AZOO NANO-TECH SNAIL TREATMENT. IT comes with directions and if followed is 100% safe for live plants and fish. You can buy it HERE

Below, I describe three dips, please pay attention to the words of caution also.

Potassium Permanganate

Dip The first dip is milder and safer for the plants. It is a Potassium Permanganate dip. Potassium Permanganate is available at Sears and Ace Hardware in the area where they sell water softeners and supplies. You can also purchase Potassium Permanganate from chemical supply companies, both local and online. To prepare a disinfectant dip, use a bucket filled about 1/2 full of water. Add enough Potassium Permanganate to color the water a dark pink. This solution can be saved if covered, and it's a great way to store your nets and tools, by soaking them in this solution. To disinfect and kill most snails, this also works for algae a 10-20 minute dip in Potassium Permanganate is very effective. After the dip Rinse the plants under tap water thoroughly and add dechlor to your neutralizes Potassium Permanganate. CAUTION: Potassium Permanganate is a strong, powerful oxidizer. Treatment should be made outside the will kill your bio-filter. Like all chemicals, you should wear protective eye wear and gloves. Potassium Permanganate will stain clothing, carpeting, skin, etc. Never combine Potassium Permanganate and Formalin, this will result in explosive results and dangerous gases.

Bleach (Chlorine) Dip

This is a more effective and sure-fire way to kill snails and algae. It is also very easy to kill the plant in the process. Regular household bleach (i.e. Clorox) is diluted to a 5% (19 parts water to 1 part bleach) solution in a bucket. It's good to have a second bucket filled with rinse water containing 3X the normal dechlor. Dip large leaf plants for 3 minutes, immediately move to the dechlor rinse water, then rinse under running tap water for a few seconds, if you still smell chlorine, repeat the rinse process again. For small delicate leaf plants and mosses dip for only 2 minutes in the bleach. To be safe, add dechlor to the tank after adding the plants back. Also, if your dipping a lot of plants, you may need to add more Lechler to your rinse water. Remember, the bleach dip is the last resort solution. It can kill your plants! Use the same caution handling bleach as recommended for Potassium Permanganate.

Alum Dip

The Alum dip is more for killing microscopic bugs. Use 1 tablespoon per gallon of water. Soak the plant for at least an hour, longer soaks of 2 to 3 days are needed to kill snails and snail eggs. For snails and snails eggs a 2-3 hour soak in a stronger solution of 3 tablespoons per gallon of water is a better choice. Alum isn't nearly as effective as the prior two for killing algae. Alum is aluminum sulfate, and Alum USP can be obtained from a compounding pharmacy or grocery stores. (It's usually with the spices, herbs and pickling supplies).

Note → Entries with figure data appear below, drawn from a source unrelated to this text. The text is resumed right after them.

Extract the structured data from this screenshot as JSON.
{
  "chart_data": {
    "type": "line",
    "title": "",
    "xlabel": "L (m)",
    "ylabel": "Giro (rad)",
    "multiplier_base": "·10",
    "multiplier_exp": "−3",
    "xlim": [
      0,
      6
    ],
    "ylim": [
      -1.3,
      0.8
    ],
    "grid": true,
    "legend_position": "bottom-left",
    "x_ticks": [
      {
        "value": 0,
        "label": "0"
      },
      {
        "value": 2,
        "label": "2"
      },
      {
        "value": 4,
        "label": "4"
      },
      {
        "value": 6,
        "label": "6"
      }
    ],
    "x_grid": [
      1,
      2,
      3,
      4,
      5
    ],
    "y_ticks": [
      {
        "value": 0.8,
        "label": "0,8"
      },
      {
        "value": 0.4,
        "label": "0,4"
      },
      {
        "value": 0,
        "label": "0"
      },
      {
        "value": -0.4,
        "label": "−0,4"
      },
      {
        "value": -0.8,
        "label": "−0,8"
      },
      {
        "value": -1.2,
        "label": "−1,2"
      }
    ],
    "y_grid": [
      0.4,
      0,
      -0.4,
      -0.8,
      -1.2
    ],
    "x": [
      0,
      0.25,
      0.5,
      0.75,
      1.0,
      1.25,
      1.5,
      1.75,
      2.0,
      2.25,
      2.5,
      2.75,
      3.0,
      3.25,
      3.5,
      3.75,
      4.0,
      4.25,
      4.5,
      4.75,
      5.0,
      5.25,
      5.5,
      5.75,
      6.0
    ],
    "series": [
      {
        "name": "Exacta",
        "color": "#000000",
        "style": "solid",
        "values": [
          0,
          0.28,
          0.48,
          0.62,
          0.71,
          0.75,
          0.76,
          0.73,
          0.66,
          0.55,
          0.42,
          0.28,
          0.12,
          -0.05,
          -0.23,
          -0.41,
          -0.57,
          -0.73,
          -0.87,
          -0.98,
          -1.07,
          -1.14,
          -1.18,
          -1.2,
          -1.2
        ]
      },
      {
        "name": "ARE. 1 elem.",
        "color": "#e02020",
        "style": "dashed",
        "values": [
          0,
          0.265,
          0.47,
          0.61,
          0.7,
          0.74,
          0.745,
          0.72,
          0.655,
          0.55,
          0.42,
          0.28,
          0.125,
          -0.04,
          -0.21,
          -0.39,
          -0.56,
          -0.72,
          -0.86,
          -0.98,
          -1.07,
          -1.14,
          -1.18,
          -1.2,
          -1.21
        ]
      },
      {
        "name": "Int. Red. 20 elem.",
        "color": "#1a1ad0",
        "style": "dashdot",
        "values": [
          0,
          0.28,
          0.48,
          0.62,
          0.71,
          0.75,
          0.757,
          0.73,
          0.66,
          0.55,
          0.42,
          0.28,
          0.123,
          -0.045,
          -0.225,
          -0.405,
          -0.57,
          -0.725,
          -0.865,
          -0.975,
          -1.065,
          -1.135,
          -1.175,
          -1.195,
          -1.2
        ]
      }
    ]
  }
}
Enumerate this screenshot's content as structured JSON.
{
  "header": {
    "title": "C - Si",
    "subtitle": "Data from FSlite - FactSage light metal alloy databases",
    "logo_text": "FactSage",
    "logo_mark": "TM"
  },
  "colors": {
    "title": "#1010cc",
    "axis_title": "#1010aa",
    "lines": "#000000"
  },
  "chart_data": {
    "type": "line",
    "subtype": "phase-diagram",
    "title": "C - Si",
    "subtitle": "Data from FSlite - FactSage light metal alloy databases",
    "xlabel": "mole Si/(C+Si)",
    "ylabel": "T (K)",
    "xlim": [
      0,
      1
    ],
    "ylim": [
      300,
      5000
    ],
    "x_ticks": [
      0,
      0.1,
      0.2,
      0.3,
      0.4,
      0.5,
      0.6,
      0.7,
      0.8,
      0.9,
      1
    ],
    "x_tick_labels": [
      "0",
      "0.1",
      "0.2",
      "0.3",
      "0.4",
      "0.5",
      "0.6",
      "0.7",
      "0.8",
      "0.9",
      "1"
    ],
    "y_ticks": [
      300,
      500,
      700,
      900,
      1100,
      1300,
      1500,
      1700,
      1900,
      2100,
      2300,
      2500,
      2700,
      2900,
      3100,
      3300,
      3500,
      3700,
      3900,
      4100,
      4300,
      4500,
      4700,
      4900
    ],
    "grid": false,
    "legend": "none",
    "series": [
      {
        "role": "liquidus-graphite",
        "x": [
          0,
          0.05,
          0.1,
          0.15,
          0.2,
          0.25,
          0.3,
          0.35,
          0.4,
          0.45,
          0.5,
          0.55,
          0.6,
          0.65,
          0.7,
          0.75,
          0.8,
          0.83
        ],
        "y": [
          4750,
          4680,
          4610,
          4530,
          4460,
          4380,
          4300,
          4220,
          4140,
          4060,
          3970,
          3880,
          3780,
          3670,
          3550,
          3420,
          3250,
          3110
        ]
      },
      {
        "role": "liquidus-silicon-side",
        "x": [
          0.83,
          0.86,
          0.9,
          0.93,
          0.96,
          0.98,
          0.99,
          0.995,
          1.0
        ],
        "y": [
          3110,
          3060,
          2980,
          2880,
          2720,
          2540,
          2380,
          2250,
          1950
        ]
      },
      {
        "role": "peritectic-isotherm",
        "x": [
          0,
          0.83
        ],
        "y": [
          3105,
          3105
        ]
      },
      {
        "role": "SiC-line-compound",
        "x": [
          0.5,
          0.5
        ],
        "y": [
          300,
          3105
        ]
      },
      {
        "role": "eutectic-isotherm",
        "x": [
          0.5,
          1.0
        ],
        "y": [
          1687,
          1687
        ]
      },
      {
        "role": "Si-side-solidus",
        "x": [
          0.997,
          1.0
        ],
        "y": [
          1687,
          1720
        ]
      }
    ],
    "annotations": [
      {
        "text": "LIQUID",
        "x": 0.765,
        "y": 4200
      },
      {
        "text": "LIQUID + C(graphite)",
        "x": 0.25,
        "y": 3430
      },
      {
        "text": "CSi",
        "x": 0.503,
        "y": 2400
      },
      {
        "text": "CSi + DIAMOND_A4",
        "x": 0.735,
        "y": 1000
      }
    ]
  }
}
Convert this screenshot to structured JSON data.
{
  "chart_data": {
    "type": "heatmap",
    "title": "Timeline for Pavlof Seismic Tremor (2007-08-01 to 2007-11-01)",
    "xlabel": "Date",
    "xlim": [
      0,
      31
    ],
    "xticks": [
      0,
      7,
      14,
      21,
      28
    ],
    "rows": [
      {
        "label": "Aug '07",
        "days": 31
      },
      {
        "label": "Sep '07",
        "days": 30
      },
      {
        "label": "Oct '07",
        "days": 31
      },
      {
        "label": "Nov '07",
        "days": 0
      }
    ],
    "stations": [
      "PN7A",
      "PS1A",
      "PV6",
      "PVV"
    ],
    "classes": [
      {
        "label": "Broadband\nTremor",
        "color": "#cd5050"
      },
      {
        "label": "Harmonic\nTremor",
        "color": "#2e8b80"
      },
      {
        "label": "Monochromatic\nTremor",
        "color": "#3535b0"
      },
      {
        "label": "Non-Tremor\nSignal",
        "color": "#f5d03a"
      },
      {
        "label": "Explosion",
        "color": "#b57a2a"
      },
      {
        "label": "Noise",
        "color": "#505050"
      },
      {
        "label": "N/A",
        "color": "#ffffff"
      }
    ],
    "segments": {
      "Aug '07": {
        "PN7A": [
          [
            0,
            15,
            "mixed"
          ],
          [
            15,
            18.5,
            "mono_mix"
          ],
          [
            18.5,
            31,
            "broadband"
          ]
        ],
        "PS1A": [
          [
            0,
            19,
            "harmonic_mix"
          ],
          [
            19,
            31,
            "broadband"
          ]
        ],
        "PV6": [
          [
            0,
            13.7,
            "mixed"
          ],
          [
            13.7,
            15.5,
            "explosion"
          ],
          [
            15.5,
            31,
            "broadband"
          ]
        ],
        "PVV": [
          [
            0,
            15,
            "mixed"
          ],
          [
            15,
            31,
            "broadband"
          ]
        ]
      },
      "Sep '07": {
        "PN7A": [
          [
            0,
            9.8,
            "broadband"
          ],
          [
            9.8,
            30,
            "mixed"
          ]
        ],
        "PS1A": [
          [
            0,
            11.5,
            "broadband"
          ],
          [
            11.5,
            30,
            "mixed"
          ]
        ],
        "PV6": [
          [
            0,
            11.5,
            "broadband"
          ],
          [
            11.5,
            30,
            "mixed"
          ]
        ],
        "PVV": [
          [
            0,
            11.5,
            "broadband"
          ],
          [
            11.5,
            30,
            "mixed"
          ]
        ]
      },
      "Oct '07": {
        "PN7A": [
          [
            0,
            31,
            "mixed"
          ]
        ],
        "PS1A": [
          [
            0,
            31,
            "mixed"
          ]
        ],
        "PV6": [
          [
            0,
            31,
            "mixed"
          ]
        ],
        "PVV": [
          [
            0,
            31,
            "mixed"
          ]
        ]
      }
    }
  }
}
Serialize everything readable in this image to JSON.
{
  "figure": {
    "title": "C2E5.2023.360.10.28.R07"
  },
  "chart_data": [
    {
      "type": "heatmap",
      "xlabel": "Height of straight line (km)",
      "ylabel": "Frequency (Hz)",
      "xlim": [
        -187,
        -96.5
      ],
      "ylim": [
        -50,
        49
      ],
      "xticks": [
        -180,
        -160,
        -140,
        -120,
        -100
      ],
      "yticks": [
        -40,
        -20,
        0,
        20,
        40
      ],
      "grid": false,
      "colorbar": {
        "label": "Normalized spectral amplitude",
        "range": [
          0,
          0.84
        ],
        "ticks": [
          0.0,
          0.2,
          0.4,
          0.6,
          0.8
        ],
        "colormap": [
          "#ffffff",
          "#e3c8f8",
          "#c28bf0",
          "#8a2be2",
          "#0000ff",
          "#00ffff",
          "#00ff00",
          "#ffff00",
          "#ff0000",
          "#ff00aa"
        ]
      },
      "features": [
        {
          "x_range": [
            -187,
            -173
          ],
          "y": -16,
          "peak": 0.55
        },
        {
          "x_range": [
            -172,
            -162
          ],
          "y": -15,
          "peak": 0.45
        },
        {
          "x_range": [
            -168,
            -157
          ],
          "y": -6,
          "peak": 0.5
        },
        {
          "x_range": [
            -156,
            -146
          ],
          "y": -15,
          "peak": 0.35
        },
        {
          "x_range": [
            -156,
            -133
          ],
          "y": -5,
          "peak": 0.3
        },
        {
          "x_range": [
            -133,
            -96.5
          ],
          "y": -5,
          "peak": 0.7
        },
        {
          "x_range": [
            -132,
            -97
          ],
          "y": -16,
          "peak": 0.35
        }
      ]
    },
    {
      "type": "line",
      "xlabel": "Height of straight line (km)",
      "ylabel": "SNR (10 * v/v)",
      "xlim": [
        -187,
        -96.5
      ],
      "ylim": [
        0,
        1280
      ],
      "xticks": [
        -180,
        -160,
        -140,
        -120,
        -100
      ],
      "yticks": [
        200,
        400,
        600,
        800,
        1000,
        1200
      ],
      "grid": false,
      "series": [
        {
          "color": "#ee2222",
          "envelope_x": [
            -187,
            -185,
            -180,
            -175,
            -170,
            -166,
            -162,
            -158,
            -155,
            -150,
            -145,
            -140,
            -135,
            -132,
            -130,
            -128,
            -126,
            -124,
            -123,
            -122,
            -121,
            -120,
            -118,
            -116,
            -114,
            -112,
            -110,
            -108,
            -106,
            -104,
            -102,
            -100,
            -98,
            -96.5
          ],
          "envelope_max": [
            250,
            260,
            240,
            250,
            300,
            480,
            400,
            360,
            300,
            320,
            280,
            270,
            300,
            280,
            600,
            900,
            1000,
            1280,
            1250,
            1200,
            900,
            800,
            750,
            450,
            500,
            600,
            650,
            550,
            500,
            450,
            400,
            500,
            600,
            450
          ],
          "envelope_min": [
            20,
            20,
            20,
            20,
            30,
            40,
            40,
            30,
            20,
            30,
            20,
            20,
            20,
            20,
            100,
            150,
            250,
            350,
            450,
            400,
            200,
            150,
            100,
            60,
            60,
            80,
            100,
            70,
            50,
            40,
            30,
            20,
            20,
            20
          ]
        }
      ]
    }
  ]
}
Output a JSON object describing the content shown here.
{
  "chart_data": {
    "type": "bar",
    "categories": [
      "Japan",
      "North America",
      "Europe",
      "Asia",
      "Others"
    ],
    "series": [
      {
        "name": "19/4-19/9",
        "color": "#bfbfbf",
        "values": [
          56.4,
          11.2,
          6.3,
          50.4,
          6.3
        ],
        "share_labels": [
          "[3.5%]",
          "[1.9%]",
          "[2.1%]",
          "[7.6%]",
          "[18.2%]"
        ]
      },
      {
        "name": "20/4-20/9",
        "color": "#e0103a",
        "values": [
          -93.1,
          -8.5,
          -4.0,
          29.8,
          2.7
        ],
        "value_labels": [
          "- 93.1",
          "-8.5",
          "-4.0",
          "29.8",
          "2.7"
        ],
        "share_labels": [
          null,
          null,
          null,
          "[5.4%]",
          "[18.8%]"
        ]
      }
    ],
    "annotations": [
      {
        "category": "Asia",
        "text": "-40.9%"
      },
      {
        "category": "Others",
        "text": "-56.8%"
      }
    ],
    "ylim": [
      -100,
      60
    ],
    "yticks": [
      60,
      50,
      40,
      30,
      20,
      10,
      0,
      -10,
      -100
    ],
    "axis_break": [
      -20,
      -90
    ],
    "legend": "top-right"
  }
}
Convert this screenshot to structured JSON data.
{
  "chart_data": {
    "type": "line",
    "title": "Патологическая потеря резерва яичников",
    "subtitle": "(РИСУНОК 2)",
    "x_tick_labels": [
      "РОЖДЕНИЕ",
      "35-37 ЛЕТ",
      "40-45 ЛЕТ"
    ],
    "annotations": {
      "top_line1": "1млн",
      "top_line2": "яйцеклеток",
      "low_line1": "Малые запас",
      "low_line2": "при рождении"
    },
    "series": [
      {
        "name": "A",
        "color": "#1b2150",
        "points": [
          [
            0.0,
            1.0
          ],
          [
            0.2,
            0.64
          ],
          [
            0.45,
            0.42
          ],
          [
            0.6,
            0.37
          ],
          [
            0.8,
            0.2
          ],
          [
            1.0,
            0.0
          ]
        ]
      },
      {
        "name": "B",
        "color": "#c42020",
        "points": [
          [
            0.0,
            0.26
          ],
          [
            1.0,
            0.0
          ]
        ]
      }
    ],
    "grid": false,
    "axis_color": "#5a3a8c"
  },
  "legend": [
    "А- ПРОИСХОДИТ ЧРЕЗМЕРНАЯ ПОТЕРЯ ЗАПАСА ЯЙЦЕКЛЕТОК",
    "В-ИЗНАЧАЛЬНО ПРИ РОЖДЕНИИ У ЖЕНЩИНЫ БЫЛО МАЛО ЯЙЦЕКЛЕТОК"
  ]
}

If you already have snails? No problem, buy 2 or 3 small clown loaches or puffer fish, and they'll take care of the snails and the eggs in short order. You can also keep pond snails in check by taking a piece of cucumber and placing it in a small container where your fish can't get in the container but the snails can. Do this at night and in the morning many of the snails will go in the container to eat the cucumber and then you can just take the container out of the aquarium with the snails. This will keep the snail population in check.